— Ну? — спросил ее начальник милиции.
— Велел в краевые организации ехать, — слукавила мать. — А вот — на свиданку. — Она подала бумажку.
Начальник был несколько удивлен, хоть тоже старался не показать этого. Прочитал записку… Мать заметила, что он несколько удивлен. И подумала: «А-а». Ей стало маленько полегче.
— Проводи, Мельников.
Мать думала, что идти надо будет далеко, долго, что будут открываться железные двери — сына она увидит за решеткой и будет с ним разговаривать снизу, поднимаясь на цыпочки… Сын ее сидел тут же, внизу, в подвале. Там, в коридоре, стриженые мужики играли в домино… Уставились на мать и на милиционера. Витьки среди них не было.
— Что, мать? — спросил один мордастый. — Тоже пятнадцать суток схлопотала?
Засмеялись.
— Егоров, — строго сказал длинный милиционер остряку, — в обед — драить служебные помещения.
Теперь уже заржали над остряком:
— Вот ты-то схлопотал!
— Ваня, ишо раз советую, отруби ты себе язык! — посоветовал один. — Перетерпи раз, зато потом всю жизнь проживешь без горюшка.
Милиционер подвел мать к камере, которых по коридору было три или четыре, открыл дверь…
Витька был один в камере, хоть камера большая и нары широкие. Он лежал на нарах. Когда вошел милиционер, он не поднялся, но, увидев за ним мать, вскочил.
— Десять минут на разговоры, — предупредил длинный. И вышел.
Мать присела на нары, поспешно вытерла слезы платком.
— Гляди-ка, под землей, а сухо, тепло, — сказала она.
Витька молчал, сцепив на коленях руки. Смотрел на дверь. Он осунулся за ночь, оброс — сразу как-то, как нарочно. На него больно было смотреть. Его мелко трясло, он напрягался, чтоб мать не заметила хоть этой его тряски.
— Деньги-то, видно, украли? — спросила мать.
— Украли.
— Ну, и бог бы уж с имя, с деньгами, зачем было драку из-за них затевать? Не они нас наживают — мы их.
Никому бы, ни при каких обстоятельствах не рассказал Витька, как его обокрали — стыдно. Две шлюхи… Стыдно, мучительно стыдно! И еще — жалко мать. Он звал, что она приедет к нему, пробьется через все законы, — ждал этого и страшился.
У матери в эту минуту было на душе другое: она вдруг совсем перестала понимать, что есть на свете милиция, прокурор, суд, тюрьма… Рядом сидел ее ребенок, виноватый, беспомощный… И кто же может сейчас отнять его у нее, когда она — только она, никто больше — нужна ему?
— Не знаешь, сильно я его?..
— Да нет, плашмя попало… Но лежит, не поднимается.
— Экспертизу, конечно, сделали.

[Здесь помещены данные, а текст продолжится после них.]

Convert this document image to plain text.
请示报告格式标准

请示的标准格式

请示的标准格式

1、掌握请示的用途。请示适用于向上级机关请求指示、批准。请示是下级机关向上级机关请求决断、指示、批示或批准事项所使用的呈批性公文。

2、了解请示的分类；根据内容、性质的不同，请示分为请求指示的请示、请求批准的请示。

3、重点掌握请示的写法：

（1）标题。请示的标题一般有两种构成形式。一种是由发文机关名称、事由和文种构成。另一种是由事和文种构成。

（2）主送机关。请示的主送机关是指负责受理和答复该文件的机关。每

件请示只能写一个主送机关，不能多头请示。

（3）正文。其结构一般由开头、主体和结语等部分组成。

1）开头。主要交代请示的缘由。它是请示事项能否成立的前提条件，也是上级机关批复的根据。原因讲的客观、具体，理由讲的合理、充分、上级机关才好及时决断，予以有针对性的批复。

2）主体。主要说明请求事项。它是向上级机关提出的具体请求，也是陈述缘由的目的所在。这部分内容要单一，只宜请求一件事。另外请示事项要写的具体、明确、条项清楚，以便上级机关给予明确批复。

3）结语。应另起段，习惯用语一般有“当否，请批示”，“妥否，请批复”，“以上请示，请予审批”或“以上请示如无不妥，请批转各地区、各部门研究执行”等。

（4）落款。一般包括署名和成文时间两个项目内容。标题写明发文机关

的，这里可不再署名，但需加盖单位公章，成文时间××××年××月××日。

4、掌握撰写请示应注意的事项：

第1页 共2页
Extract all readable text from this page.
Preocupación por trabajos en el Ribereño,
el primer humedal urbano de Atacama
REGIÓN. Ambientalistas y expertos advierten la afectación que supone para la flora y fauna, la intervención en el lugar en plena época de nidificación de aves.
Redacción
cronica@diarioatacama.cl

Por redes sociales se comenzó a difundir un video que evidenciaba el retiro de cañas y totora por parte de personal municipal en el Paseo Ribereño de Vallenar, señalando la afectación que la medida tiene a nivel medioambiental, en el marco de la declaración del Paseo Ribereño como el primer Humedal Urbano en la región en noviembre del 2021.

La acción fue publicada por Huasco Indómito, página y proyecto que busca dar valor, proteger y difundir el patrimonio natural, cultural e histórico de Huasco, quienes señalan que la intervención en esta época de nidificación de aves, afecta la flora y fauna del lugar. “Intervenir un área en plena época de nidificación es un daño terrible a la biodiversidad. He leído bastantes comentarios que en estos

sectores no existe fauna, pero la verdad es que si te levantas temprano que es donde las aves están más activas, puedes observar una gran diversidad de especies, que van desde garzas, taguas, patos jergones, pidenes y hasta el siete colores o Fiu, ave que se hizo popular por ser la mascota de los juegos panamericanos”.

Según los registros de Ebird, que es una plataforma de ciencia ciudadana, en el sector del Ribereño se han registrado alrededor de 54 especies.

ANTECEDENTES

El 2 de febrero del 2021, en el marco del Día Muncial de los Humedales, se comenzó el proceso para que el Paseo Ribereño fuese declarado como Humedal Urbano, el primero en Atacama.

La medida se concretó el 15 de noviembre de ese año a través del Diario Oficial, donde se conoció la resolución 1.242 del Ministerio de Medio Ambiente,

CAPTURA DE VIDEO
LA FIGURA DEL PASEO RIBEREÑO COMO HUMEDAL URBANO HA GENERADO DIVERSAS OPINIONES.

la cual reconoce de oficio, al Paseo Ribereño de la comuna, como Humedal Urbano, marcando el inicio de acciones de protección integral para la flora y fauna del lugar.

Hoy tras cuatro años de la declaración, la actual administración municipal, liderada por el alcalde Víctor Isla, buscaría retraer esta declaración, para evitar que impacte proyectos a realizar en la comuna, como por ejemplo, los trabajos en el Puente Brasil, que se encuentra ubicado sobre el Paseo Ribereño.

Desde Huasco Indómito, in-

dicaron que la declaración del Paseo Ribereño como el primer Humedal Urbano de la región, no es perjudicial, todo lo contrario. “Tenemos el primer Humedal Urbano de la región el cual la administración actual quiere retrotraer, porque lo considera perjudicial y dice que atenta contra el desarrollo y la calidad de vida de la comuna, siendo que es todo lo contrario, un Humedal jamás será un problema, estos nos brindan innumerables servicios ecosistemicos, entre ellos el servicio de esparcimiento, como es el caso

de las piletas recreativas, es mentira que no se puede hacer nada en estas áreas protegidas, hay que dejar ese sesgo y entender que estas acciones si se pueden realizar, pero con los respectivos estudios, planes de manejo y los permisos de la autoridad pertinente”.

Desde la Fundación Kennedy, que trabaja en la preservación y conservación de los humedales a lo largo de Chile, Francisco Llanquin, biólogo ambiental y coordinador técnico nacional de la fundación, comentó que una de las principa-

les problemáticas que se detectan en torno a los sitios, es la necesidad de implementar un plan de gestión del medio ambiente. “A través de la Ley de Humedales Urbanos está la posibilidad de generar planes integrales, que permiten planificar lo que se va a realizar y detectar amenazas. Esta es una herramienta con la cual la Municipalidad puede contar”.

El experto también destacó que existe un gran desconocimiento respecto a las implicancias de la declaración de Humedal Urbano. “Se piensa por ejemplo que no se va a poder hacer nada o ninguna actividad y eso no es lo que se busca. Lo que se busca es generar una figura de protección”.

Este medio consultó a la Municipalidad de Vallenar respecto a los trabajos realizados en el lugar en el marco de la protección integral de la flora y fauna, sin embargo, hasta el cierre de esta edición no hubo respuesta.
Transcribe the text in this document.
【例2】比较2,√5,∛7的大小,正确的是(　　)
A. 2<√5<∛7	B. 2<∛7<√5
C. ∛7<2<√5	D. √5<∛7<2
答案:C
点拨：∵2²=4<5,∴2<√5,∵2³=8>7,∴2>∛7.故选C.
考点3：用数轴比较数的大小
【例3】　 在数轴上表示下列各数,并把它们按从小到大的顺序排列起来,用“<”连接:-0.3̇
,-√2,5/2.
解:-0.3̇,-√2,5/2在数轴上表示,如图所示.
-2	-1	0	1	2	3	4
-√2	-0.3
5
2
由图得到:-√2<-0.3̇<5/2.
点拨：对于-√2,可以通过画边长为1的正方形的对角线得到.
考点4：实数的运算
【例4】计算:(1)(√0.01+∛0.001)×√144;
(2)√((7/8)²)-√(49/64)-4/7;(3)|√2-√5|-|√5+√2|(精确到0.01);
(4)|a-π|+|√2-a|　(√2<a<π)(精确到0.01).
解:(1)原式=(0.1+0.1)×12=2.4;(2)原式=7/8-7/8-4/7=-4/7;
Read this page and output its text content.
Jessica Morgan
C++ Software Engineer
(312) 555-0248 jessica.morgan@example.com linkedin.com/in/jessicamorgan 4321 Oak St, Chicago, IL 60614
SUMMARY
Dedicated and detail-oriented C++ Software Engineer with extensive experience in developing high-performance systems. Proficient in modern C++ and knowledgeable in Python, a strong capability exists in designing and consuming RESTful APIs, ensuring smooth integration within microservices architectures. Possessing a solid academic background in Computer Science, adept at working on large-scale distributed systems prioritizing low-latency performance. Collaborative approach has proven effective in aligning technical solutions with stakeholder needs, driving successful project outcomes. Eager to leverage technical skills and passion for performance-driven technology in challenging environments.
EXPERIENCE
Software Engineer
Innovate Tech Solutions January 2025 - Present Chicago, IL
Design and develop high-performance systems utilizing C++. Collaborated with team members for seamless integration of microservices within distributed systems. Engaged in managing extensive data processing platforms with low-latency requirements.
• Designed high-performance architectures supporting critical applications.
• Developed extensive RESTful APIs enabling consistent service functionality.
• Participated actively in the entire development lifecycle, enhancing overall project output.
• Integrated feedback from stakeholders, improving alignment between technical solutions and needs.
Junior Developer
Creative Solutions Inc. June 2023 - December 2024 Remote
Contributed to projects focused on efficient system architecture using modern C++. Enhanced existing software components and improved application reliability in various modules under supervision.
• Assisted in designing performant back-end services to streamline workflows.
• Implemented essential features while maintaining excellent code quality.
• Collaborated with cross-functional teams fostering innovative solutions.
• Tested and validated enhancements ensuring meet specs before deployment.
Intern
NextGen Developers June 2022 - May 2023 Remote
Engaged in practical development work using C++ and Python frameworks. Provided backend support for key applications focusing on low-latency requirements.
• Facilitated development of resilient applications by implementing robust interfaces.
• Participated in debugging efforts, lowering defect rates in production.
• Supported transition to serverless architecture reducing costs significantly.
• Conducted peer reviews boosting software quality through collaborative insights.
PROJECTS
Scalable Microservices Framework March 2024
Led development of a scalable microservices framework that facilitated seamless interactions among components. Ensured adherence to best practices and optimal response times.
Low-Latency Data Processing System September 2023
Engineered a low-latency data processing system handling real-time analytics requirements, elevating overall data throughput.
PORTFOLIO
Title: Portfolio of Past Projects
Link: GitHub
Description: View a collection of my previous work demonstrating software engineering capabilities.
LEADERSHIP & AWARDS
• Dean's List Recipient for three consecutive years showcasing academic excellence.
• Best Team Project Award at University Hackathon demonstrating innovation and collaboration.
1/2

Бюллетень возьмет… — Витька посмотрел на мать. — Лет семь заделают.
— Батюшки святы!.. — Сердце у матери упало. — Што же уж так много-то?
— Милиция… С этими бы я договорился. Сала бы опять продали — сунули бы им, до суда дело не дошло бы.
— Да што же милиция? Не люди, што ли?
— Тут — если он даже сам не захочет, за него подадут. Семь лет?.. — Витька вскочил с нар, заходил по камере. — Все прахом! Вся, вся жизнь кувырком!
Мать мудрым сердцем своим поняла, какая сила гнетет душу ее ребенка: та самая огромная, едкая сила — отчаяние, — что делает в душе вывих, заставляет браться за веревку или за бритву. Злая, могучая сила.
— Тебя как вроде уж осудили! — сказала она с укором. — Сразу кувырком.
— А чего тут ждать? Все известно.
— Гляди-ка, все уж известно! Ты бы хоть сперва спросил: где я была, чего достигла…
— Где была? — Витька остановился.
— У прокурора была.
— Ну? И он что?
— Дак вот и спроси сперва: чего он? А то сразу — кувырком! Какие-то слабые вы… Ишо ничем ничего, а уж… мысли бог знает какие.
— А чего прокурор-то?
— А то… Пусть, говорит, пока не переживает, пусть всякие мысли выкинет из головы… Мы, дескать, сами тут сделать ничего не можем, потому што — наш человек-то, не имеем права. А ты, мол, не теряй время, а садись и езжай в краевые организации. Нам, мол, оттуда прикажут, мы волей-неволей его отпустим. Тада, говорит, нам и перед своим совестно не будет — хотели, мол, осудить, да не могли. Они уж все обдумали тут. Мне, говорит, самому его жалко… Но мы, говорит, люди маленькие. Езжай, мол, в краевые организации, там все обскажи подробно… У тебя сколь денег-то было?